Hospitals fiercely fought a rule CMS finalized last fall requiring facilities post many of their negotiated prices with insurers for various services. The new study, authored by researchers from the University of Texas, Johns Hopkins University, Southern Methodist University and the William Carey College of Osteopathic Medicine, concludes that few are really complying with the mandate anyway. The study echoes data recently reported in a separate Health Affairs survey.
The study identified nearly 5,300 acute care and psychiatric facilities that had websites. Of those, 51.5% did not have a chargemaster in a machine-readable format, which is required under the new CMS rule. More than 300 institutions "had broken links or incorrectly linked files," and 138 hospitals only had online cost estimators.

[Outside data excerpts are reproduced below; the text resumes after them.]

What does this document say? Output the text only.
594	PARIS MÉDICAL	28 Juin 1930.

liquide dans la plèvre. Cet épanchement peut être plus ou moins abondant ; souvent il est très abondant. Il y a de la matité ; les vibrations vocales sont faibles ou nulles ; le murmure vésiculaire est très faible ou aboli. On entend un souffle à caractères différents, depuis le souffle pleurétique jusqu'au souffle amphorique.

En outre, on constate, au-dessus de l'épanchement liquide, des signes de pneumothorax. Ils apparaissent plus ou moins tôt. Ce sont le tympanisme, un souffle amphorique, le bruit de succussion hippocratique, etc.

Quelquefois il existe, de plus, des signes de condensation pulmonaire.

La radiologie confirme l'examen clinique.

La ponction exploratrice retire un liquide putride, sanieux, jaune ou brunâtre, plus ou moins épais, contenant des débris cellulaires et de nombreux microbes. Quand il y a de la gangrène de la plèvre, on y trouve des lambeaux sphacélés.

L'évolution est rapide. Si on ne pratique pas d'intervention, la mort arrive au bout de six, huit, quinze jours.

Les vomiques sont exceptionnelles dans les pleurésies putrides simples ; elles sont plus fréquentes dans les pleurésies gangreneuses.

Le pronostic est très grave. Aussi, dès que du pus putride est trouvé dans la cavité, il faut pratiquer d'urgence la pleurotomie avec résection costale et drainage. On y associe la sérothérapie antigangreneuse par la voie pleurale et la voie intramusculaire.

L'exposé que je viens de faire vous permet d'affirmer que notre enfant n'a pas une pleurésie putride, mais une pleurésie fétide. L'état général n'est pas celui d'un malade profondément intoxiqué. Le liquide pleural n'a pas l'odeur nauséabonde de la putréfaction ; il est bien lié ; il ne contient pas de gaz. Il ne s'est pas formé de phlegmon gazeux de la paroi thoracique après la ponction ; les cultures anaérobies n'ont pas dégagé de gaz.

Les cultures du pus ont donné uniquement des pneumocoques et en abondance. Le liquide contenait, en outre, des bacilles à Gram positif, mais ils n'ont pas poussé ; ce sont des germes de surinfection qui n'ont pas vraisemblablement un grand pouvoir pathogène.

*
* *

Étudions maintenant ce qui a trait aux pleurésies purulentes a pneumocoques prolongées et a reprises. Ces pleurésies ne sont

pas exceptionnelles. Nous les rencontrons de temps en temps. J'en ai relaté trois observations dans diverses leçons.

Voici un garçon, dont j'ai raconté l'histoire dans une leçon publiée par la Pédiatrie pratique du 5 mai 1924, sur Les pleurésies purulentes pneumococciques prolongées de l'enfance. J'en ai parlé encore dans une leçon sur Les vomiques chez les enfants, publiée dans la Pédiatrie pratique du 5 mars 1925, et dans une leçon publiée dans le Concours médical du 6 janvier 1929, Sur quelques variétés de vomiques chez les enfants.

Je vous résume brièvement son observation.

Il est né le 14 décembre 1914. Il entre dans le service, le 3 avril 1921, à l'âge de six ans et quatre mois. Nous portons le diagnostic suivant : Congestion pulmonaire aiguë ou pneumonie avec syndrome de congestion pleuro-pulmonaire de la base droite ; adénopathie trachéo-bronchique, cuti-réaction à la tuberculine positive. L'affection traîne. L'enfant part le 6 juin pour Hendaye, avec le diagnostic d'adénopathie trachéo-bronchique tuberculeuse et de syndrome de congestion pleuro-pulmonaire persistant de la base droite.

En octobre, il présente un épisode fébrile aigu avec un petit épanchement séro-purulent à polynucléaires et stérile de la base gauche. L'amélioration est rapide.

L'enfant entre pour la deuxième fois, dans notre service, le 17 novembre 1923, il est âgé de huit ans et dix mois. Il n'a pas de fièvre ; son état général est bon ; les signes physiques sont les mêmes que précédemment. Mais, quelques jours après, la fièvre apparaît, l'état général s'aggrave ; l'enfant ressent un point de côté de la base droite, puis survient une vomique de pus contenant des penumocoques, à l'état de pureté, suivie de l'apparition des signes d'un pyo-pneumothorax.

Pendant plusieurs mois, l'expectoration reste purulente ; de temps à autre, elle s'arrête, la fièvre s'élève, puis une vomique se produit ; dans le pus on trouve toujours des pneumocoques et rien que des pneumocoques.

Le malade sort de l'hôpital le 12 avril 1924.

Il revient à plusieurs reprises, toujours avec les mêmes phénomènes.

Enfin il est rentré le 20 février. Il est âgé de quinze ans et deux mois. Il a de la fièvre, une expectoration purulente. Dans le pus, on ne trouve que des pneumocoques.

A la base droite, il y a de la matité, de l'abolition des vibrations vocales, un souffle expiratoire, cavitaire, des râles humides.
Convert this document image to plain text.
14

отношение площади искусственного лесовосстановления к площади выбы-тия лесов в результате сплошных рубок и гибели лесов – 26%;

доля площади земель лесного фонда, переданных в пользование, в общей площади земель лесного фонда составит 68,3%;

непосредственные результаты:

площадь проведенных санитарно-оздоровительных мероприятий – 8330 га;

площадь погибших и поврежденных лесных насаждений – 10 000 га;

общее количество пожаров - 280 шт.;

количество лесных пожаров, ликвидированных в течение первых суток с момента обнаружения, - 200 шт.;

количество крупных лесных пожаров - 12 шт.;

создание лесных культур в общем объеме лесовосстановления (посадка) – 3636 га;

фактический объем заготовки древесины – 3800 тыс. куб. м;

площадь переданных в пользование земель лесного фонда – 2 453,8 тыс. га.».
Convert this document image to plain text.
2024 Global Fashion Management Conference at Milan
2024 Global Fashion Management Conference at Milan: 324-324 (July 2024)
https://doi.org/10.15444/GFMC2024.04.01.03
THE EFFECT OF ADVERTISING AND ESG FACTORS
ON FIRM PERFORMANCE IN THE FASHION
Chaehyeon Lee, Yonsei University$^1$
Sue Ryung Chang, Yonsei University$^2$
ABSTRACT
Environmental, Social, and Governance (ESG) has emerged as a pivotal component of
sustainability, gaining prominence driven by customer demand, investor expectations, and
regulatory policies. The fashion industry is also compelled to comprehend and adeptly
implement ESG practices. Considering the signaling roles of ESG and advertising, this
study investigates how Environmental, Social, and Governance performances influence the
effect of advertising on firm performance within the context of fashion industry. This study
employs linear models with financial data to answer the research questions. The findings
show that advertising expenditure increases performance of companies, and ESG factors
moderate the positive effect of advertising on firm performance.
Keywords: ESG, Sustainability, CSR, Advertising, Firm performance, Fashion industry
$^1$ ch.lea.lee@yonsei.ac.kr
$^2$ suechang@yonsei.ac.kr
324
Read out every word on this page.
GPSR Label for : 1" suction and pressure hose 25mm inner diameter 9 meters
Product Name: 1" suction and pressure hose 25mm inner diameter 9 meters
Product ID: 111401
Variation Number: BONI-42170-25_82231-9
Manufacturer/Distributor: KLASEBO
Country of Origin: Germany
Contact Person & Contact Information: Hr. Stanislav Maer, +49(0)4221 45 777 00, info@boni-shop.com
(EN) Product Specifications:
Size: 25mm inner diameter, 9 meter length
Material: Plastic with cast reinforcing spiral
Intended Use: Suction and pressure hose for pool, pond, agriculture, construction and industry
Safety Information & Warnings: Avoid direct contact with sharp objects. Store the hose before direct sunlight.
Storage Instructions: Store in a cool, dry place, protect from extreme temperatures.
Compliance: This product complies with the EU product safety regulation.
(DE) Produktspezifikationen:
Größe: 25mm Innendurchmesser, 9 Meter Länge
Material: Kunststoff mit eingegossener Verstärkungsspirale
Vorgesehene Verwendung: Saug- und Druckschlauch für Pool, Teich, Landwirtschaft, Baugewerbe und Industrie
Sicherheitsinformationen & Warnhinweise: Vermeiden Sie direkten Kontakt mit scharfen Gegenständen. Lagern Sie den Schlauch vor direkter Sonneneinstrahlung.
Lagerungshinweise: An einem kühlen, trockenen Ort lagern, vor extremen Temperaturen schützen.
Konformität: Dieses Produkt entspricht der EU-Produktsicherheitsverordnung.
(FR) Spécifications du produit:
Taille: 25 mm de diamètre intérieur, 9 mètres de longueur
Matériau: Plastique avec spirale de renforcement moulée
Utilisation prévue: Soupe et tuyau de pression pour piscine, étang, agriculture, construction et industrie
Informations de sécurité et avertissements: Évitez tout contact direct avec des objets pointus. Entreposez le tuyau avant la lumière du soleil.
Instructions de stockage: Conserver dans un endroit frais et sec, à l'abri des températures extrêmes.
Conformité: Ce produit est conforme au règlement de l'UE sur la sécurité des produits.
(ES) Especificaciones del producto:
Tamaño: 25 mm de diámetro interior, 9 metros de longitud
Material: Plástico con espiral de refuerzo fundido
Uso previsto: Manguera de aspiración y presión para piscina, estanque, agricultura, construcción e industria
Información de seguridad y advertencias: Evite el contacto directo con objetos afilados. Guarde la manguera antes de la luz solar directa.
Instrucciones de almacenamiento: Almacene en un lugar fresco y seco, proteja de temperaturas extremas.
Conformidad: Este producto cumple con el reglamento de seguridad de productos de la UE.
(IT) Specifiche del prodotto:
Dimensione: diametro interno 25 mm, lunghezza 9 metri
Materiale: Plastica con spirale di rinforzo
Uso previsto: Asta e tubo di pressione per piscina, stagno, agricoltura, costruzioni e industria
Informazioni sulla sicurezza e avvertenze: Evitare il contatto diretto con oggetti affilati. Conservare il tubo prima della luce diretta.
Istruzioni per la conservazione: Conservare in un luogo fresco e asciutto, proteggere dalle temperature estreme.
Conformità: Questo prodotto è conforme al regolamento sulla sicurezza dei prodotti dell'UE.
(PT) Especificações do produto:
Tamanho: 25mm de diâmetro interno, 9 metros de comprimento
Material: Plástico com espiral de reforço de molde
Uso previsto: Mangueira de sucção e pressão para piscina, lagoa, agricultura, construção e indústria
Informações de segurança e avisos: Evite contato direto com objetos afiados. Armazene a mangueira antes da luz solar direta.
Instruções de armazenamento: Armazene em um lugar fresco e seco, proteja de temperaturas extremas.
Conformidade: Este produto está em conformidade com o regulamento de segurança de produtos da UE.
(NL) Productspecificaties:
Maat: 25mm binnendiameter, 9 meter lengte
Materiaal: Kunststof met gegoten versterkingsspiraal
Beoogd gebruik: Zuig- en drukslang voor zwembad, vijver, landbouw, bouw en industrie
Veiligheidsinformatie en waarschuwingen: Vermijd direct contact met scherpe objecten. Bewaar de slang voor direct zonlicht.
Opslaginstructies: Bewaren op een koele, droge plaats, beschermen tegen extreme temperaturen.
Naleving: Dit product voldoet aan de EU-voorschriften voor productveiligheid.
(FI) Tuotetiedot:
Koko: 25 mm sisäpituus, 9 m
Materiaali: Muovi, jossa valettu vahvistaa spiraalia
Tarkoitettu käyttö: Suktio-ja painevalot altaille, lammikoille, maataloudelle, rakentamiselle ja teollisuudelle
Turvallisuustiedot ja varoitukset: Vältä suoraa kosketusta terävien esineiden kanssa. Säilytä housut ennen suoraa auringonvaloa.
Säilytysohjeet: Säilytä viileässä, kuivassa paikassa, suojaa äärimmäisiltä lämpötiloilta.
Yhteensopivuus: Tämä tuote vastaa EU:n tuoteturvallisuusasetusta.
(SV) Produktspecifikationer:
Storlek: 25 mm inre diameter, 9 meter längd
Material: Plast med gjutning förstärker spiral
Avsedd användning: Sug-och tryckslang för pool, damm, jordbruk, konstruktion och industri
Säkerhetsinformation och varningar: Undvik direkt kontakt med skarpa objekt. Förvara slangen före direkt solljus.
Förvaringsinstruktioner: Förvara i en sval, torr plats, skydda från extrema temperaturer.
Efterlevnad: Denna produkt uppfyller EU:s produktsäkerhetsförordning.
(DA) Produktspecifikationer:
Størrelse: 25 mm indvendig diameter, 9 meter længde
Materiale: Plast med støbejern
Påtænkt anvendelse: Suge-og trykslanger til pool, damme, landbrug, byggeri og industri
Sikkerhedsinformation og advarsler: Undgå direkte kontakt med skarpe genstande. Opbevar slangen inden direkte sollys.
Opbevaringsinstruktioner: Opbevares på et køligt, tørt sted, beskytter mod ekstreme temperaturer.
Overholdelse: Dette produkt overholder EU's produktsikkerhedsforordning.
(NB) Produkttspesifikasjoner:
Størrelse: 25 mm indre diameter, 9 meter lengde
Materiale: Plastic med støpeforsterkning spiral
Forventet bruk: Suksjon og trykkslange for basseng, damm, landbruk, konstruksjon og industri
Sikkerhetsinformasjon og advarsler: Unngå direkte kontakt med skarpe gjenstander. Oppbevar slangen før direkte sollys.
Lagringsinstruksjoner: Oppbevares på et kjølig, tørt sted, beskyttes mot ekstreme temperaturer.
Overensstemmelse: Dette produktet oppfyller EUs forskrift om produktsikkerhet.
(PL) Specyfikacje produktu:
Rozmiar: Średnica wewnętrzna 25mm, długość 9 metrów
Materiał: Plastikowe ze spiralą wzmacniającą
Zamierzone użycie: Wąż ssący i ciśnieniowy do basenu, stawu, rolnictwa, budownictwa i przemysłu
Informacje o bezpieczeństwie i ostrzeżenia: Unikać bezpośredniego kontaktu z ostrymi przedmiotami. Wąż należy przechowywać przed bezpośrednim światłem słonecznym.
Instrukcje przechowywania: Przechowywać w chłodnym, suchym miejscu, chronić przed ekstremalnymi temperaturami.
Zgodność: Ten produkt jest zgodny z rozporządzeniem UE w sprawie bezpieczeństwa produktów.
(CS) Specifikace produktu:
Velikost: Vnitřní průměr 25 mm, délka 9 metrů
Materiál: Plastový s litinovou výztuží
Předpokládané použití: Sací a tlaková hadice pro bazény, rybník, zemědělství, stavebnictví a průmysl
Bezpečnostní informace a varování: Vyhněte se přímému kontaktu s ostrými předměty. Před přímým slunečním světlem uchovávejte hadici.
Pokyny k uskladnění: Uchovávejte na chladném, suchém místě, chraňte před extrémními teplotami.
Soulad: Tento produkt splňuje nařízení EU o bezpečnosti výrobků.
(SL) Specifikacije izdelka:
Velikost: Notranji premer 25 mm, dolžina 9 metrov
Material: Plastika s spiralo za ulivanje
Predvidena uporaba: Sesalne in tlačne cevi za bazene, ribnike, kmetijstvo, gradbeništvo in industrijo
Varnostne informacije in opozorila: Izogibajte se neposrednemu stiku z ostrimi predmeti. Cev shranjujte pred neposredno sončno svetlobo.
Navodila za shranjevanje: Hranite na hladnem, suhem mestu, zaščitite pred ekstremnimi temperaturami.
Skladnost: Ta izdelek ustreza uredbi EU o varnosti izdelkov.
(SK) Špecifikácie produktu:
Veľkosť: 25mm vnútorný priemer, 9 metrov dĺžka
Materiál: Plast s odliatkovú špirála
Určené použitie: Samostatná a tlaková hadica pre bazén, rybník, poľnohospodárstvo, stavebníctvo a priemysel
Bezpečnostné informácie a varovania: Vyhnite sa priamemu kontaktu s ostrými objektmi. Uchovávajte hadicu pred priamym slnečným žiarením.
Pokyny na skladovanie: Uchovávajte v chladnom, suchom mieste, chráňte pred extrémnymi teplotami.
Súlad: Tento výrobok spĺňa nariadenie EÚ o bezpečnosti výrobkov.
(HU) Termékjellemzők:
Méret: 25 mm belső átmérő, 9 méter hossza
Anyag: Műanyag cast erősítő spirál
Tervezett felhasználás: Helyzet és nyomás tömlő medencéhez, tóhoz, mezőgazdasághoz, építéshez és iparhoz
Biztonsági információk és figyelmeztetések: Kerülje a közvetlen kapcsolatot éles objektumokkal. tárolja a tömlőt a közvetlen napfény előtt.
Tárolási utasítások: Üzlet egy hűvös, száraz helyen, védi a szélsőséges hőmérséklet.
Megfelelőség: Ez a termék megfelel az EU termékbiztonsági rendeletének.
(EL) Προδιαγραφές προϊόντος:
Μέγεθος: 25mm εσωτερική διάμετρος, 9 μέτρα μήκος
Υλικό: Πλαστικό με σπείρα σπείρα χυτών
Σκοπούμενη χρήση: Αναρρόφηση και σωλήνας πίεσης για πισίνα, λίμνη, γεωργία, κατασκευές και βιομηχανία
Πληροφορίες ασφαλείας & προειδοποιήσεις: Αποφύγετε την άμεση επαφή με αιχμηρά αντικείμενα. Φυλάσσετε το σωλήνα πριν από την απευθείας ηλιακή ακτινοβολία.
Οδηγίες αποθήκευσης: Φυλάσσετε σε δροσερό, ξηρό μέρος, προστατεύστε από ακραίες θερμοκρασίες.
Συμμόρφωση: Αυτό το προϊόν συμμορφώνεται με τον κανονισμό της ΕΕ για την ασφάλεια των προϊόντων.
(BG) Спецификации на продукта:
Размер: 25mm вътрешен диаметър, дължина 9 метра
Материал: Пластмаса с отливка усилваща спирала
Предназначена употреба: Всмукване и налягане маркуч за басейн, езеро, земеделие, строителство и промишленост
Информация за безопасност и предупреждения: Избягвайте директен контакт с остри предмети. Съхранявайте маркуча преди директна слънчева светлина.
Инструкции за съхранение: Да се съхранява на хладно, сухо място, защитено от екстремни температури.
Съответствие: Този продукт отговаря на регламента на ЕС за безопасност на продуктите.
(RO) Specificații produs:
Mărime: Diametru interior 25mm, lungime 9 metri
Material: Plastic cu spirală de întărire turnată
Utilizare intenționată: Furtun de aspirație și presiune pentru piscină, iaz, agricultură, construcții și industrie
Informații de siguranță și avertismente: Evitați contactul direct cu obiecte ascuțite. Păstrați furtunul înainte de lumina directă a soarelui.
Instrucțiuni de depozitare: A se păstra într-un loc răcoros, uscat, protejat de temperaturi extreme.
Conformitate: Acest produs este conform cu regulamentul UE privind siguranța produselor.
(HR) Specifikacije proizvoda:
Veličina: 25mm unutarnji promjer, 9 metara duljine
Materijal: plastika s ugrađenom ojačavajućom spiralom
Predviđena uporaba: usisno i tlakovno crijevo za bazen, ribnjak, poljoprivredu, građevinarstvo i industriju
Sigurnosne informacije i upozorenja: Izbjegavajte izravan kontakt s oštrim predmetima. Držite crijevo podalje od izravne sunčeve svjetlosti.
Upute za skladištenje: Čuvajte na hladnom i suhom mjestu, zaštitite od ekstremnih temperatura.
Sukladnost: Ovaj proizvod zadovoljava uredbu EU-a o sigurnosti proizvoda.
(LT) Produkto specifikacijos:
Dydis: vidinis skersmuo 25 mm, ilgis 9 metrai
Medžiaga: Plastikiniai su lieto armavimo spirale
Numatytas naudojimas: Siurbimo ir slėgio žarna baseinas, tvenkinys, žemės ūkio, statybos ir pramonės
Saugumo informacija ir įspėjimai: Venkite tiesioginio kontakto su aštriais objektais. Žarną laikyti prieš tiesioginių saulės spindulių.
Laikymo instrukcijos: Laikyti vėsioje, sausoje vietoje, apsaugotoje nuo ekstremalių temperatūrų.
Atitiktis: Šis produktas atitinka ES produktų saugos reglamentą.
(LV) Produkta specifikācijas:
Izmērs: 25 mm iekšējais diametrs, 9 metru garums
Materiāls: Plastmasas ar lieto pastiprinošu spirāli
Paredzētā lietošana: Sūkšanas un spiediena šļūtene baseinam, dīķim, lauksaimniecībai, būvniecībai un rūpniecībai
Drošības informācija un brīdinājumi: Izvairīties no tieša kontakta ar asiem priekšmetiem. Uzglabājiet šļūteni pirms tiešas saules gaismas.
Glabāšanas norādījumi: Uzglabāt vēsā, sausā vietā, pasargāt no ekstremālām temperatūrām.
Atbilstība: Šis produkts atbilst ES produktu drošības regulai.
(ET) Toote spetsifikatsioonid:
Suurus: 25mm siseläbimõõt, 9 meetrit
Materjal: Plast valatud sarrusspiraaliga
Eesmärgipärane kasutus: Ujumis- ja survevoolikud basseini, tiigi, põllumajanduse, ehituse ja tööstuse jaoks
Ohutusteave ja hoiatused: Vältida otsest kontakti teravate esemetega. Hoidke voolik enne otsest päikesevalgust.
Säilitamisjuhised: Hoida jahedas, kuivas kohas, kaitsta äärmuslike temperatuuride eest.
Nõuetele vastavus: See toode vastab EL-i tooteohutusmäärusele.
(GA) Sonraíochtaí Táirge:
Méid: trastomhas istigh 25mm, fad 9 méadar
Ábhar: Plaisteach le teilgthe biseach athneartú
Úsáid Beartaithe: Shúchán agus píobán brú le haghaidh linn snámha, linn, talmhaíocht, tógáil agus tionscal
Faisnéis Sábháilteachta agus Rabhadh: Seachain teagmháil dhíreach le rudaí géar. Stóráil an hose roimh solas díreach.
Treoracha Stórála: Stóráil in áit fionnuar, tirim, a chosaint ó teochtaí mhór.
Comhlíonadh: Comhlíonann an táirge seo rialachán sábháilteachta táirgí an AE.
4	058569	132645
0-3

Hospitals with higher scores from patients and nonprofit institutions were more likely to have posted prices than for-profit or psychiatric facilities.
Moreover, the study drilled down on specific pricing at the 100 large hospitals in the U.S. They were assayed by two different researchers, who both focused on 25 different items on the chargemasters. Altogether, they identified 330 different prices for the items.
However, few found prices at the same hospitals that they agreed matched. The influenza vaccine had the greatest match rate among the hospitals — less than 20%. For a basic metabolic panel, prices unearthed by the researchers did not match nearly 40% of the time.
"Additional data, including negotiated rates mandated in the final rule on price transparency, may improve the interpretability of hospital prices, but that rule does not address improving access and usability of hospital pricing data," the study concluded.
Under another CMS final rule, health insurers will have to begin posting their negotiated prices in a consumer-friendly format beginning in 2023.